Tamri’s smile faded. Her mother had died when she was five, before she was even old enough to draw on the Watermight for the first time. As feisty as Gramma Teall seemed, she wasn’t well. And as much as Tamri liked the idea of setting off across the continent to learn from a legendary sorceress, it wasn’t an option.

She stood, brushing a flake of drying mud off her tunic. “Are you hungry, Gramma?”

“Always.”

“Let me see if there’s any of that dried—”

The thud of boots on the porch was her only warning. Then the door flew open in a cascade of silver-white power. The hut shook on its stilts as several tall figures stomped inside, already slinging Watermight.

Tamri dove in front of Gramma Teall, reaching for the knife she’d been using to pick out the stiches. But as her fingers closed around the blunt blade, a loop of Watermight lashed around her waist, hoisted her up, and slammed her against the wall. Her head rang from the impact, sparks dancing before her eyes, and the blade dropped from her grasp.

Pinned flat to the wall, she had a good view of the intruders. Brik, a woman with her head shaved bald, and King Khrillin himself were advancing across the hut. Their Watermight-glazed eyes lit the room with an icy glow.

Gramma Teall gave a fierce cry and rose from her chair, her knobby hands reaching like claws. She only managed one step toward Khrillin before the bald female Waterworker flicked her fingers, and a cord of silver power forced Gramma Teall back into her chair. Her skull cracked against the wood.

“Let her go, you slime-eating gutterslug!” Tamri bellowed.

“Silence.” Khrillin’s whip-crack voice made the whole house shudder. “You exhausted any chance of leniency after that shameful display this afternoon.”

“You can’t hurt—”

A fist of Watermight punched Tamri in the face before she could finish the sentence, splitting her lip open. A second fist formed directly in front of Gramma Teall, who glared at it as if her gaze alone could destroy the ball of magic.

“You were saying?”

Tamri clamped her jaws shut, shaking with fury and fear. She was plastered against the wall two feet off the ground, rough splinters poking into her skin, completely immobilized.

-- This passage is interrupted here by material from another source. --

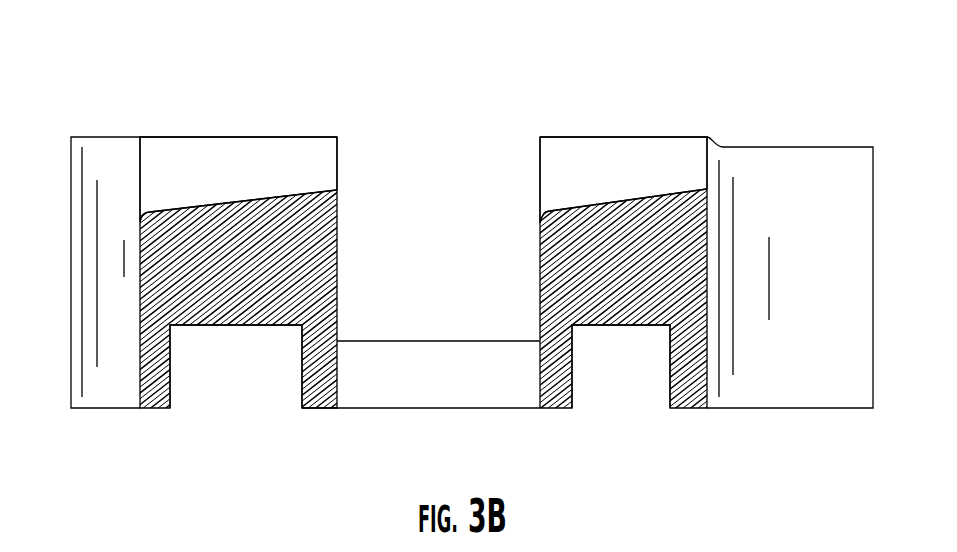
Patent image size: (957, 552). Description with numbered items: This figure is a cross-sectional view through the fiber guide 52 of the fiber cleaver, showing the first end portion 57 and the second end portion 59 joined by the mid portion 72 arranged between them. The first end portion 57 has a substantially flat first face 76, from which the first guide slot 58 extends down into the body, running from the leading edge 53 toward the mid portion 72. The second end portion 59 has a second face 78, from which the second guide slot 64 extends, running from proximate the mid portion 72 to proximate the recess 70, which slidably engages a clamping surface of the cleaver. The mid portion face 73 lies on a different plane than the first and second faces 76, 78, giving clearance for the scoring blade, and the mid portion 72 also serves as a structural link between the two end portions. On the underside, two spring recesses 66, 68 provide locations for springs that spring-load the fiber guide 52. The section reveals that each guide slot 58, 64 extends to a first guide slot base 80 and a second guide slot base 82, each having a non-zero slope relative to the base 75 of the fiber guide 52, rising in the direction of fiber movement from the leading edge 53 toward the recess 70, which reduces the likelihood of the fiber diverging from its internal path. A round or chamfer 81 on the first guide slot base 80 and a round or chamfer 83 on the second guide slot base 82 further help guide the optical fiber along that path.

“That’s better.” Khrillin went on in an almost conversational tone. “Now, you put me in an uncomfortable position today. Very uncomfortable indeed.” He looked around the little hut, with its ramshackle driftwood furniture, and his lips twisted in a sneer. “I couldn’t very well deny Princess Selivia’s request. The girl is sister to the King of Vertigon and the Queen of Trure, and she is betrothed to a powerful Soolen nobleman. No, I most certainly couldn’t tell the little brat no.”